While all implementations managed the initial route creation, we observed significant delays with Traefik, which eventually timed out, highlighting some inefficiencies during the process.
=== RUN TestRoutedPaths
=== RUN TestRoutedPaths/gw-nginx
gateway_test.go:443: 5000/5000 paths pending, retrying in 5s
gateway_test.go:443: 105/5000 paths pending, retrying in 5s
gateway_test.go:443: 105/5000 paths pending, retrying in 5s
gateway_test.go:443: 87/5000 paths pending, retrying in 5s
gateway_test.go:335: applied 5000 HTTPRoutes
gateway_test.go:443: 3/5000 paths pending, retrying in 5s
gateway_test.go:431: all 5000 routes converged in 42.047s
=== RUN TestRoutedPaths/gw-istio
gateway_test.go:443: 5000/5000 paths pending, retrying in 5s
gateway_test.go:443: 1167/5000 paths pending, retrying in 5s
gateway_test.go:443: 93/5000 paths pending, retrying in 5s
gateway_test.go:443: 93/5000 paths pending, retrying in 5s
gateway_test.go:443: 32/5000 paths pending, retrying in 5s
gateway_test.go:443: 32/5000 paths pending, retrying in 5s
gateway_test.go:335: applied 5000 HTTPRoutes
gateway_test.go:431: all 5000 routes converged in 41.981s
=== RUN TestRoutedPaths/gw-traefik
gateway_test.go:443: 5000/5000 paths pending, retrying in 5s
gateway_test.go:443: 4939/5000 paths pending, retrying in 5s
gateway_test.go:443: 4921/5000 paths pending, retrying in 5s
gateway_test.go:335: applied 5000 HTTPRoutes
gateway_test.go:443: 4871/5000 paths pending, retrying in 5s
gateway_test.go:443: 4856/5000 paths pending, retrying in 5s
gateway_test.go:443: 4833/5000 paths pending, retrying in 5s
gateway_test.go:443: 4827/5000 paths pending, retrying in 5s
gateway_test.go:443: 4823/5000 paths pending, retrying in 5s
gateway_test.go:443: 4820/5000 paths pending, retrying in 5s
gateway_test.go:443: 4816/5000 paths pending, retrying in 5s
gateway_test.go:443: 4811/5000 paths pending, retrying in 5s
...
--- FAIL: TestRoutedPaths (441.53s)
--- PASS: TestRoutedPaths/gw-nginx (56.68s)
--- PASS: TestRoutedPaths/gw-istio (79.96s)
--- FAIL: TestRoutedPaths/gw-traefik (304.88s)
--- FAIL: TestRoutedPaths (410.94s)
--- PASS: TestRoutedPaths/gw-nginx (60.82s)
--- PASS: TestRoutedPaths/gw-istio (46.98s)
--- FAIL: TestRoutedPaths/gw-traefik (303.13s)Traffic management during updates
Once we loaded 5000 routes, we realized we had set an overly ambitious target. When we re-ran the K6 benchmark aiming for 10k RPS through the gateway, it resulted in failures. High latency and numbers of concurrent requests were problematic. We settled on a more reasonable target of 1,000 routes for functional performance validation and re-ran the tests with successful outcomes.
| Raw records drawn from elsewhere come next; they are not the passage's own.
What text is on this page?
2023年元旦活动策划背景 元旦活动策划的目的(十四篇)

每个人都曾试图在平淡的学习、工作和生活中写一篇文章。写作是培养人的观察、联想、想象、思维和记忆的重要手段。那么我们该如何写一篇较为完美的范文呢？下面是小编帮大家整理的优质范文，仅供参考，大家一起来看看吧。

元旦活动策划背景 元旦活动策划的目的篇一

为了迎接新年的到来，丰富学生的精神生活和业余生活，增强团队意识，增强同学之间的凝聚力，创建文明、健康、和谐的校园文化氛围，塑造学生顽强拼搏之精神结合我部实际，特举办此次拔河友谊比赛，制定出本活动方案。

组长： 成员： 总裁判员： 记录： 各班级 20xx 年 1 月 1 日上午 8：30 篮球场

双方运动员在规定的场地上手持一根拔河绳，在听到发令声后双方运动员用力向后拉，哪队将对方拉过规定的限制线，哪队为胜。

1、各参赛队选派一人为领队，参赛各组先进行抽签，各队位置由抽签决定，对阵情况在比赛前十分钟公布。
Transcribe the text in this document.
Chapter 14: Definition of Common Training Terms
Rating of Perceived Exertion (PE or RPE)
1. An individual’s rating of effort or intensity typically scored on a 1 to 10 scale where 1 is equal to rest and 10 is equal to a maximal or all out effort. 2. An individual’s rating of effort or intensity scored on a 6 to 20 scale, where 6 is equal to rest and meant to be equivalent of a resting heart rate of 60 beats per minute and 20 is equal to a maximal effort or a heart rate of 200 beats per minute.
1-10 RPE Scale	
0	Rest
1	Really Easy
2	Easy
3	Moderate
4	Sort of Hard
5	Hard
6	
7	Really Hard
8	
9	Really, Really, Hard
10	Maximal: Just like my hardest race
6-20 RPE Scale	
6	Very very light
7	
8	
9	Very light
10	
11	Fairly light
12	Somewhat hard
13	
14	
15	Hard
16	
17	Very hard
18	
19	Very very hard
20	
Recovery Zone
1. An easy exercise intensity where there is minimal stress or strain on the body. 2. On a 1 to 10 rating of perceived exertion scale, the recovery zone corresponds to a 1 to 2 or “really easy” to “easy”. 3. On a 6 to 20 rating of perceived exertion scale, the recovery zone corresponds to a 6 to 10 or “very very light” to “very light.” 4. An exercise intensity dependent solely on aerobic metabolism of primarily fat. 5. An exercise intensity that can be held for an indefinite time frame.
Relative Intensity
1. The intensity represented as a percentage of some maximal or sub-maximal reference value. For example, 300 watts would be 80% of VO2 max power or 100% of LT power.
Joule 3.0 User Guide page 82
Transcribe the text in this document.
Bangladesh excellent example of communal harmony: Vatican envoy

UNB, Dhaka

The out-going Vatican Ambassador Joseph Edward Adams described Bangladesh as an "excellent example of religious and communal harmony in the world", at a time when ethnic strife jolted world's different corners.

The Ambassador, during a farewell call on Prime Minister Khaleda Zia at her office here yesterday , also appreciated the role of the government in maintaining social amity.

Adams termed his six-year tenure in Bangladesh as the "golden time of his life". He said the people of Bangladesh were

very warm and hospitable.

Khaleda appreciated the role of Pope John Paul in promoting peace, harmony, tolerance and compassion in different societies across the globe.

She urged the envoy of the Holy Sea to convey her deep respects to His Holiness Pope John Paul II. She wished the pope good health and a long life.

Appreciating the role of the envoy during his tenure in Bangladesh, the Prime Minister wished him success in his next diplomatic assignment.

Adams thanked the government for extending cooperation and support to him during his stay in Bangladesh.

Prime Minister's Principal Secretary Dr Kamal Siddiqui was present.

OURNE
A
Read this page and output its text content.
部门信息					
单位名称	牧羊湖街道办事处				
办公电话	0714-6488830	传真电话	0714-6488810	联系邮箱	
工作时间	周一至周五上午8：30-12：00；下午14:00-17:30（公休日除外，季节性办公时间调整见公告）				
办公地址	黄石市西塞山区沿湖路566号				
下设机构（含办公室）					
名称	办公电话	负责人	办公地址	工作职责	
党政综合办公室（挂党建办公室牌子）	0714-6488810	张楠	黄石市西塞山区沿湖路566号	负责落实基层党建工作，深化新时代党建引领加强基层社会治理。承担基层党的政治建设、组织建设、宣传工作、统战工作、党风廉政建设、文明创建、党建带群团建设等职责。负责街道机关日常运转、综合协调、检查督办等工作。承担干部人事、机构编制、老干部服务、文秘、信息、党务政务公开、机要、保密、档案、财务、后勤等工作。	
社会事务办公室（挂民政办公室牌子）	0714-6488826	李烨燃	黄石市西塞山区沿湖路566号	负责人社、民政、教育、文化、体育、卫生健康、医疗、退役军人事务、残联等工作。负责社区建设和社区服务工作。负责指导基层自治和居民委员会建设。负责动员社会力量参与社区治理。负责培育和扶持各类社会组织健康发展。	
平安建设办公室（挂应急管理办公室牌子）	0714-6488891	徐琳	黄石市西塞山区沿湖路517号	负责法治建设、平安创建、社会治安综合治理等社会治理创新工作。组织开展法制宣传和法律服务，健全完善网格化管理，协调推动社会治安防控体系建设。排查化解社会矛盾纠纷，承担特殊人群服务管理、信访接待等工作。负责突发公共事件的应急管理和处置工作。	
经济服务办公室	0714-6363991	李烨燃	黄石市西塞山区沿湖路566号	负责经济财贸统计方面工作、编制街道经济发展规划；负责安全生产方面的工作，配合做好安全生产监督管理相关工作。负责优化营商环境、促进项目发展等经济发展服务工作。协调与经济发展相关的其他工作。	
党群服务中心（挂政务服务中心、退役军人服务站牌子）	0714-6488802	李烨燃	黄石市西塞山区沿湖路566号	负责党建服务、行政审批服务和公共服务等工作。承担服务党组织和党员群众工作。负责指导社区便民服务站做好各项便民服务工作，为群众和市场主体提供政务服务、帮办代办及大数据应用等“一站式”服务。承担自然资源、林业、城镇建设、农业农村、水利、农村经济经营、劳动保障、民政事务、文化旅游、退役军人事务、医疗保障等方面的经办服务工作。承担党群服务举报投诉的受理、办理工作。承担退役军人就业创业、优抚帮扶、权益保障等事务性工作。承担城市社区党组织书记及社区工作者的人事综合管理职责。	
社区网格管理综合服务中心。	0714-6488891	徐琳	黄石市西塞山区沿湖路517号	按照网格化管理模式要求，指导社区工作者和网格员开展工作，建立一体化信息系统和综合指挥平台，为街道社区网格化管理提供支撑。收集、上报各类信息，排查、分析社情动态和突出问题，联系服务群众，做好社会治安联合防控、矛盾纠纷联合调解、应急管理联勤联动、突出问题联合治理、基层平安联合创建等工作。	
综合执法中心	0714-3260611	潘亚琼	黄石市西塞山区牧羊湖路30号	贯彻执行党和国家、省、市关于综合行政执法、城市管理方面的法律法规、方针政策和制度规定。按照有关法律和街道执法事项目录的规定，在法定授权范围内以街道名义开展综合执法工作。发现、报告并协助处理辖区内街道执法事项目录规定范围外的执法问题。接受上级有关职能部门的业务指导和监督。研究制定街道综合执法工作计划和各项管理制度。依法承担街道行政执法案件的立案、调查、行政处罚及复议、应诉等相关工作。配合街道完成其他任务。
Testing updates to routes while traffic was flowing proved revealing. Istio and Traefik managed the task without significant drawbacks, whereas NGINX experienced latency issues whenever an HTTPRoute was modified, especially with a configuration of 1,000 routes. As illustrated in our analysis, this led to notable response time increases during updates.
NGINX latency during 10k RPS updates with 150ms simulated latency

Final Decision
After thoroughly evaluating all three implementations and their performance characteristics, we opted for Istio as our solution. Its reliability and consistent performance throughout our tests stood out as key advantages. While all options had their merits, Istio’s advanced feature set intrigued us, suggesting potential for future-proofing our service.
The migration will commence in the upcoming weeks. I’ll be documenting any notable findings and challenges along the way in a follow-up article.